The supplement in today’s Times newspaper published by Raconteur contains a large centre spread infographic entitled “How UK compares to European rivals”. The right hand side of this infographic contains the graph below, which is entitled “Manufacturing Contribution to EU-4 Mid Market”.
It is clear from the flags at the base of the graph that each of the four bars represents one of the four EU Big 4 (Germany, UK, Italy and France). However, it is much less clear what the four segments within each of the bars mean. They are described in the legend as “Firms”, “Revenue”, “Employees” and “GDP” and there is a percentage value within each segment. Unfortunately, the percentages within the bars do not add up to 100% (and neither do the percentages in segments of the same colour).

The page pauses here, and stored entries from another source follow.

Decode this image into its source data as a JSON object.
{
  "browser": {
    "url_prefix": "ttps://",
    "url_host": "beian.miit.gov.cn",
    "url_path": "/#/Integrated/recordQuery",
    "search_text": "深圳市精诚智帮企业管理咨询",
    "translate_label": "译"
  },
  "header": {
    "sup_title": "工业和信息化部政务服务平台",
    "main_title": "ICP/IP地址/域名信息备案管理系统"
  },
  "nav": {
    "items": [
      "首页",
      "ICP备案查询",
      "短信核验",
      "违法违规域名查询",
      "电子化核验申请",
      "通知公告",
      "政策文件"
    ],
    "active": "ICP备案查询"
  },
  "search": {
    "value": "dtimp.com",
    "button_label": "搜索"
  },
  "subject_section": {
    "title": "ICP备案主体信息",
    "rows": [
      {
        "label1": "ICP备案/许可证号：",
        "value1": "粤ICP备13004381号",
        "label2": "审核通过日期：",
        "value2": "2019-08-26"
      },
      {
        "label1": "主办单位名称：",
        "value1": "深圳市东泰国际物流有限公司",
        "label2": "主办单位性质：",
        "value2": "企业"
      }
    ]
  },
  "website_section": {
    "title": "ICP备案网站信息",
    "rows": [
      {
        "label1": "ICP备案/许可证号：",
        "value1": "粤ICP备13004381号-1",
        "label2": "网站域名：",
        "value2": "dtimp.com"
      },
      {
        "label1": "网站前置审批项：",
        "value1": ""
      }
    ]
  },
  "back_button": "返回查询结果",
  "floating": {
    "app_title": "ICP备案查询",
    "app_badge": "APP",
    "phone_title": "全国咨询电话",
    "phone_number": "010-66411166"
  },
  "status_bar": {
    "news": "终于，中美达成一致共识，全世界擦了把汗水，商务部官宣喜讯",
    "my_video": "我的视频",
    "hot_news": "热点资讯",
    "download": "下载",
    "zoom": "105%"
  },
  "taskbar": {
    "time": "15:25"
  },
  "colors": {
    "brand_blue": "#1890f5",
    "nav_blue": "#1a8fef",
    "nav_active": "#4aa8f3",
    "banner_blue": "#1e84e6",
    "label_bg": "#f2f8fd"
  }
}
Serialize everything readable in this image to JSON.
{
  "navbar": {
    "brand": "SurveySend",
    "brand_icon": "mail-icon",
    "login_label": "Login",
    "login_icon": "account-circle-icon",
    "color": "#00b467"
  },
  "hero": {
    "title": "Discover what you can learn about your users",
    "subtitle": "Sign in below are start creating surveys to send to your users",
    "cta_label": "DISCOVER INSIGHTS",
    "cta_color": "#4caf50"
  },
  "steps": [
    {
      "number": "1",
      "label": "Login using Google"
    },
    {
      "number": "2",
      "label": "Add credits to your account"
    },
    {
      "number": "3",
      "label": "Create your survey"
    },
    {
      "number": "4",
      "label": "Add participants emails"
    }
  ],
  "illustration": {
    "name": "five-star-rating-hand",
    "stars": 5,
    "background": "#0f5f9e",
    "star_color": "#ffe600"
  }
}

My interpretation is of the chart is that the values for each country represent (a) the percentage that manufacturing firms represent of mid market firms, (b) the percentage of mid market revenues that manufacturing firms represent, (c) the percentage of employees in mid market firms who work in manufacturing and (d) the percentage of mid market GDP represented by the manufacturing sector.
More importantly, this graphic completely violates the key principle of the stacked bar chart, namely that the total bar itself should represent something meaningful. It appears that the the designer of the infographic has simply left a tall thin space on the right of the picture which needed some content and a quick way of creating a tall thin chart was to stack four sets of unrelated data together.